Even wackier is the fact that while Medtronic is in a commanding position they are not immune to be taken down. That a new system with the right backing and different methodology could slay this Goliath. The fact is there is nothing special about Medtronic systems not even the 670G. All insulin pumps do basically the same thing the same way and this includes sensor augmented systems. Technology is not and quite frankly has never been the issue here. No, the issue is how a company sells and supports their systems.
Just so we are crystal clear here Animas and Tandem did not fail because they had inferior technology. Nor was this reason the Cozmo is no longer here or why Roche left the market. Medtronic did not win because they had better or superior technology. Perhaps the best way to look at this is MiniMed built an elegant system with a low cost of goods, outdueled Disetronic and grabbed all the low hanging fruit on the insulin pump tree. Then they were the beneficiary of everyone else’s screw ups.
Medtronic was already on the 5-yard line when Animas fumbled the ball in the end zone. Medtronic just fell on the ball for an easy touchdown. It’s not like Medtronic did anything to force the fumble Animas simply quit.

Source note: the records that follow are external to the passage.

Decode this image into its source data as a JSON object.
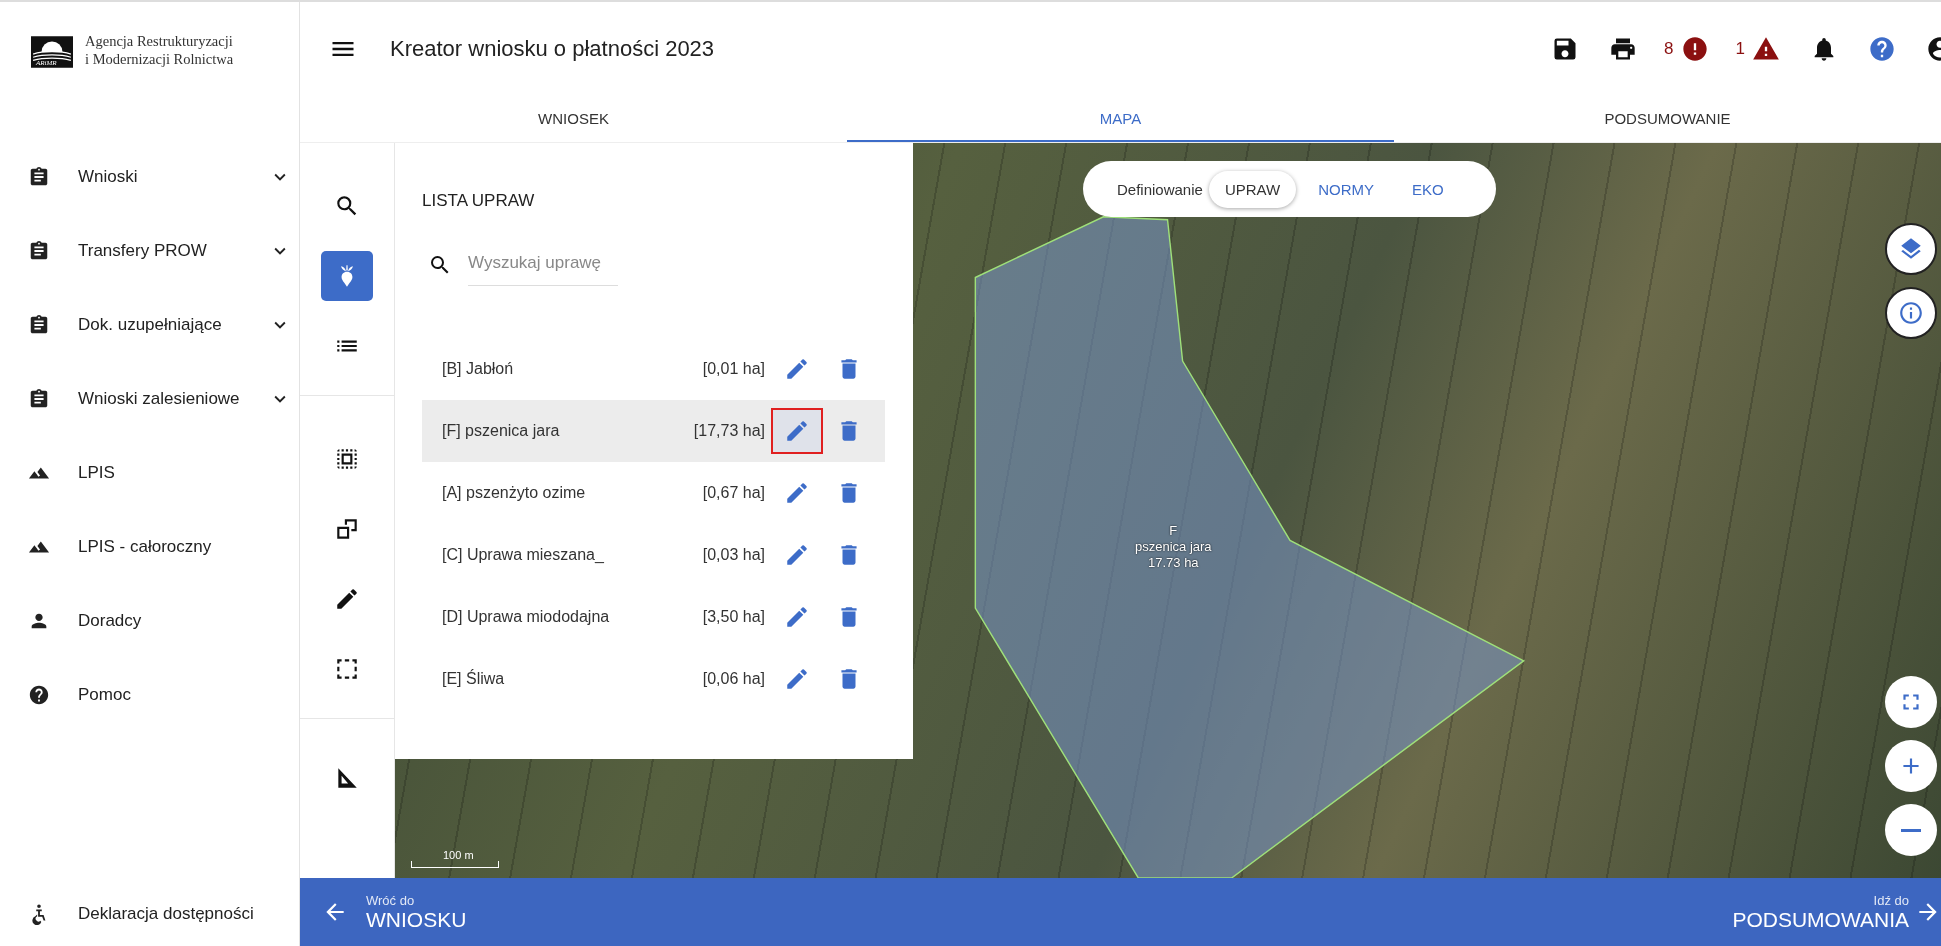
{
  "logo": {
    "mark_text": "ARiMR",
    "name_lines": [
      "Agencja Restrukturyzacji",
      "i Modernizacji Rolnictwa"
    ]
  },
  "header": {
    "title": "Kreator wniosku o płatności 2023",
    "actions": [
      {
        "kind": "save"
      },
      {
        "kind": "print"
      },
      {
        "kind": "error",
        "count": "8"
      },
      {
        "kind": "warning",
        "count": "1"
      },
      {
        "kind": "bell"
      },
      {
        "kind": "help"
      },
      {
        "kind": "account"
      }
    ]
  },
  "tabs": [
    {
      "label": "WNIOSEK",
      "selected": false
    },
    {
      "label": "MAPA",
      "selected": true
    },
    {
      "label": "PODSUMOWANIE",
      "selected": false
    }
  ],
  "sidebar": {
    "items": [
      {
        "kind": "clipboard",
        "label": "Wnioski",
        "expandable": true
      },
      {
        "kind": "clipboard",
        "label": "Transfery PROW",
        "expandable": true
      },
      {
        "kind": "clipboard",
        "label": "Dok. uzupełniające",
        "expandable": true
      },
      {
        "kind": "clipboard",
        "label": "Wnioski zalesieniowe",
        "expandable": true
      },
      {
        "kind": "terrain",
        "label": "LPIS",
        "expandable": false
      },
      {
        "kind": "terrain",
        "label": "LPIS - całoroczny",
        "expandable": false
      },
      {
        "kind": "person",
        "label": "Doradcy",
        "expandable": false
      },
      {
        "kind": "help",
        "label": "Pomoc",
        "expandable": false
      }
    ],
    "footer_item": {
      "kind": "accessibility",
      "label": "Deklaracja dostępności"
    }
  },
  "tool_groups": [
    [
      {
        "kind": "search",
        "selected": false
      },
      {
        "kind": "crop",
        "selected": true
      },
      {
        "kind": "list",
        "selected": false
      }
    ],
    [
      {
        "kind": "select",
        "selected": false
      },
      {
        "kind": "copy",
        "selected": false
      },
      {
        "kind": "edit",
        "selected": false
      },
      {
        "kind": "frame",
        "selected": false
      }
    ],
    [
      {
        "kind": "measure",
        "selected": false
      }
    ]
  ],
  "crop_list": {
    "title": "LISTA UPRAW",
    "search": {
      "placeholder": "Wyszukaj uprawę"
    },
    "rows": [
      {
        "name": "[B] Jabłoń",
        "area": "[0,01 ha]",
        "selected": false,
        "edit_marked": false
      },
      {
        "name": "[F] pszenica jara",
        "area": "[17,73 ha]",
        "selected": true,
        "edit_marked": true
      },
      {
        "name": "[A] pszenżyto ozime",
        "area": "[0,67 ha]",
        "selected": false,
        "edit_marked": false
      },
      {
        "name": "[C] Uprawa mieszana_",
        "area": "[0,03 ha]",
        "selected": false,
        "edit_marked": false
      },
      {
        "name": "[D] Uprawa miododajna",
        "area": "[3,50 ha]",
        "selected": false,
        "edit_marked": false
      },
      {
        "name": "[E] Śliwa",
        "area": "[0,06 ha]",
        "selected": false,
        "edit_marked": false
      }
    ]
  },
  "map": {
    "mode": {
      "label": "Definiowanie",
      "options": [
        {
          "label": "UPRAW",
          "selected": true
        },
        {
          "label": "NORMY",
          "selected": false
        },
        {
          "label": "EKO",
          "selected": false
        }
      ]
    },
    "field_label": {
      "code": "F",
      "name": "pszenica jara",
      "area": "17.73 ha"
    },
    "scale": "100 m",
    "controls": [
      {
        "kind": "layers"
      },
      {
        "kind": "info"
      },
      {
        "kind": "fullscreen"
      },
      {
        "kind": "zoom-in"
      },
      {
        "kind": "zoom-out"
      }
    ]
  },
  "bottom_bar": {
    "back": {
      "caption": "Wróć do",
      "label": "WNIOSKU"
    },
    "next": {
      "caption": "Idź do",
      "label": "PODSUMOWANIA"
    }
  }
}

The really irony here is that since being acquired by Medtronic MiniMed has made several blunders of their own. That at times it seemed as if they were going out of their way to kill the goose that was laying the golden eggs. Yet only in this wacky world would their competition screw up even more and not be able to take advantage of these blunders. Yep Medtronic fumbles and instead of picking up the ball and running with it, the competition picked up the ball and fumbled it right back.
This could only happen in the wacky world of diabetes a place where the Keystone Cops have more talent than the teams that have mismanaged insulin pump companies. Teams that failed in large part as they were fascinated with whiz bang way cool, the toy, when they should have been focused on running a toy company. Even today all the insulin pump wannabes, and yes, they just won’t go away, are focused on the toy. They can’t or won’t focus on building a commercially viable insulin pump company and it can be done but not with their backward thinking.
So, Medtronic now stands alone at the top with only Insulet standing between them and complete domination. They have vanquished the competition not because they were better but because they screwed up less than everyone else. As Momma Kliff used to say; “It’s better to be lucky than good.” And when it comes to the insulin pump market Medtronic at times has been good but they have also been very lucky.